“Normally there’s a bit more structure than this. It’s just, ya know….” my husband trailed off as he tried to explain to my cousin why our two-year-old was pretending to be a dog at the dinner table while her sister scooped a second helping of mac and cheese, despite ignoring her vegetables. My real dog was squeezing himself under the table to get their scraps.
“It’s survival mode,” I said. And if that meant playing along that dinner was “doggie treats,” I was there for it. Whatever would fill my toddler’s belly and help her sleep through the night.
A year ago, we were a family with some expectations and routines. We wouldn’t have put up with any animals, real or imagined, at the dinner table. But in the past year, a lot of our self-imposed structure has gone out the window.
First, it was merely pandemic parenting. Then, we embarked on a seven-month road trip around the country in an RV. Living together in 300 square feet meant that we were willing to do whatever made everyone happy and relaxed, with little care for formalities like bedtime routines or vegetable eating. I simply didn’t want to fight my children about anything. I wasn’t going to let them go completely wild, but I was definitely going to choose the path of least resistance.
It turns, I’m not alone. You’ve probably shifted your priorities this year too, and decided where you want to put your parenting energy, and where you don’t.

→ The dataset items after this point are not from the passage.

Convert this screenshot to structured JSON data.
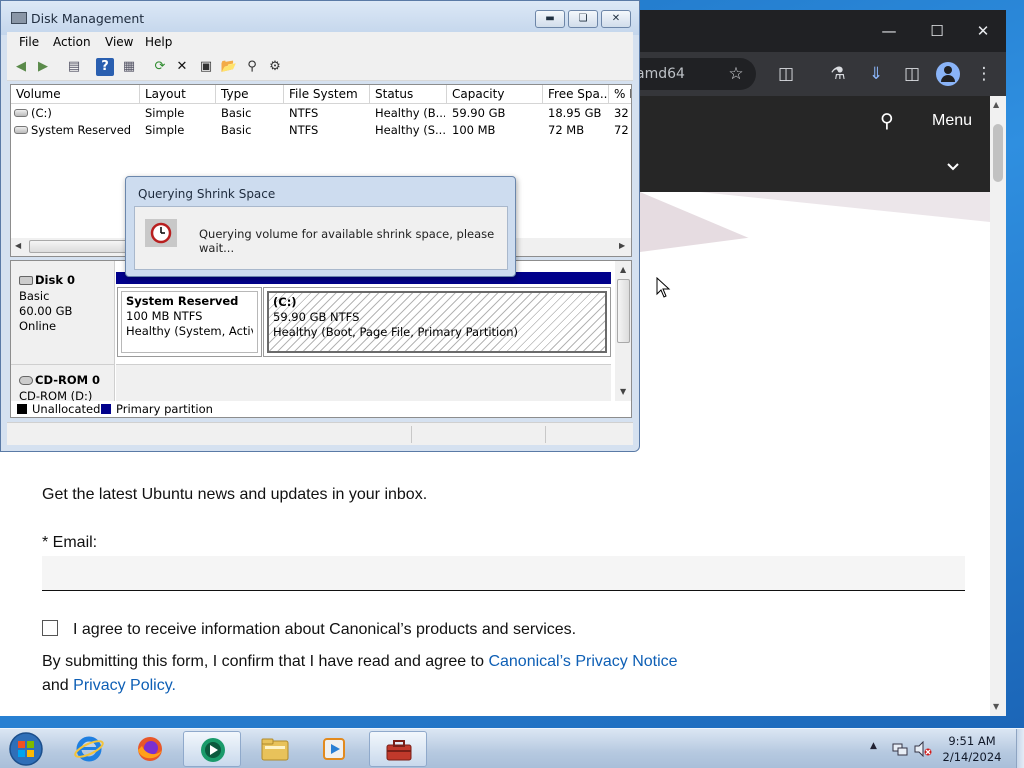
{
  "browser": {
    "omnibox_text": "amd64",
    "nav_menu": "Menu",
    "newsletter_text": "Get the latest Ubuntu news and updates in your inbox.",
    "email_label": "* Email:",
    "agree_label": "I agree to receive information about Canonical’s products and services.",
    "submit_text": "By submitting this form, I confirm that I have read and agree to",
    "privacy_notice_link": "Canonical’s Privacy Notice",
    "and_text": "and",
    "privacy_policy_link": "Privacy Policy",
    "period": "."
  },
  "disk_management": {
    "title": "Disk Management",
    "menu": [
      "File",
      "Action",
      "View",
      "Help"
    ],
    "columns": [
      "Volume",
      "Layout",
      "Type",
      "File System",
      "Status",
      "Capacity",
      "Free Spa...",
      "% F"
    ],
    "volumes": [
      {
        "volume": "(C:)",
        "layout": "Simple",
        "type": "Basic",
        "fs": "NTFS",
        "status": "Healthy (B...",
        "capacity": "59.90 GB",
        "free": "18.95 GB",
        "pct": "32"
      },
      {
        "volume": "System Reserved",
        "layout": "Simple",
        "type": "Basic",
        "fs": "NTFS",
        "status": "Healthy (S...",
        "capacity": "100 MB",
        "free": "72 MB",
        "pct": "72"
      }
    ],
    "disk0": {
      "name": "Disk 0",
      "type": "Basic",
      "size": "60.00 GB",
      "state": "Online",
      "partitions": [
        {
          "name": "System Reserved",
          "size": "100 MB NTFS",
          "status": "Healthy (System, Active,"
        },
        {
          "name": "(C:)",
          "size": "59.90 GB NTFS",
          "status": "Healthy (Boot, Page File, Primary Partition)"
        }
      ]
    },
    "cdrom": {
      "name": "CD-ROM 0",
      "drive": "CD-ROM (D:)"
    },
    "legend": [
      "Unallocated",
      "Primary partition"
    ],
    "colors": {
      "unallocated": "#000000",
      "primary_partition": "#00008b"
    }
  },
  "dialog": {
    "title": "Querying Shrink Space",
    "message": "Querying volume for available shrink space, please wait..."
  },
  "taskbar": {
    "time": "9:51 AM",
    "date": "2/14/2024"
  }
}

Actress Kristen Bell, mom to Lincoln, 8, and Delta, 6, recently said that like many of us, she has tossed out the parenting playbook this year.
“You just got to throw away the rule book and you gotta be flexible,” she said.
Where Bell does choose to spend her energy is on prioritizing mental health, for the whole family.
“Balancing work and parenting and online learning during the pandemic, and especially supporting mental health, it was really hard,” she said. “Therapy’s been big for us during the pandemic. We both rely on it, my husband [Dax Shepard] and I, for personal growth and ultimately bring what we learn individually into the relationship.”
Bell has also talked with her daughters about their own mental health and wellbeing.
“Kids and mental health is interesting,” she said. Her approach is to “sort of dissect what’s happening in their brain and let them know that’s all okay.”
That includes open conversations about pandemic life and privilege.
“We’re always honest with our kids, and sometimes it’s been really hard,”she said. “We explained what COVID was and why it exists and we told them everything really early on and we just reminded them that we’re luckier than most people and we have to do what we can to help others during this time.”
That’s something I’ve been working on talking about with my own kids, especially my six-year-old. For them, the year of the pandemic has been filled with an awesome adventure and more time than ever with mom and dad. But the reality is that for many families and kids, this year has been defined by loss.
Bell is always willing to keep it honest, including on her Instagram, where she recently shared an all-too-relatable photo of herself with her daughters and dog hanging off her while she tried to homeschool.
She also shared a story of how 2020’s Christmas tree shopping experience went wrong.
“I ran back to the car, the kids were screaming in the back because they weren’t getting attention. Everyone’s mad. It was absolute mayhem,” Bell said. “We barely got the Christmas tree up, but when we did, it was beautiful. I think that’s a pretty poetic metaphor for this time: you gotta search for the joy amidst the chaos.”
That’s an approach to parenting that I can get on board with.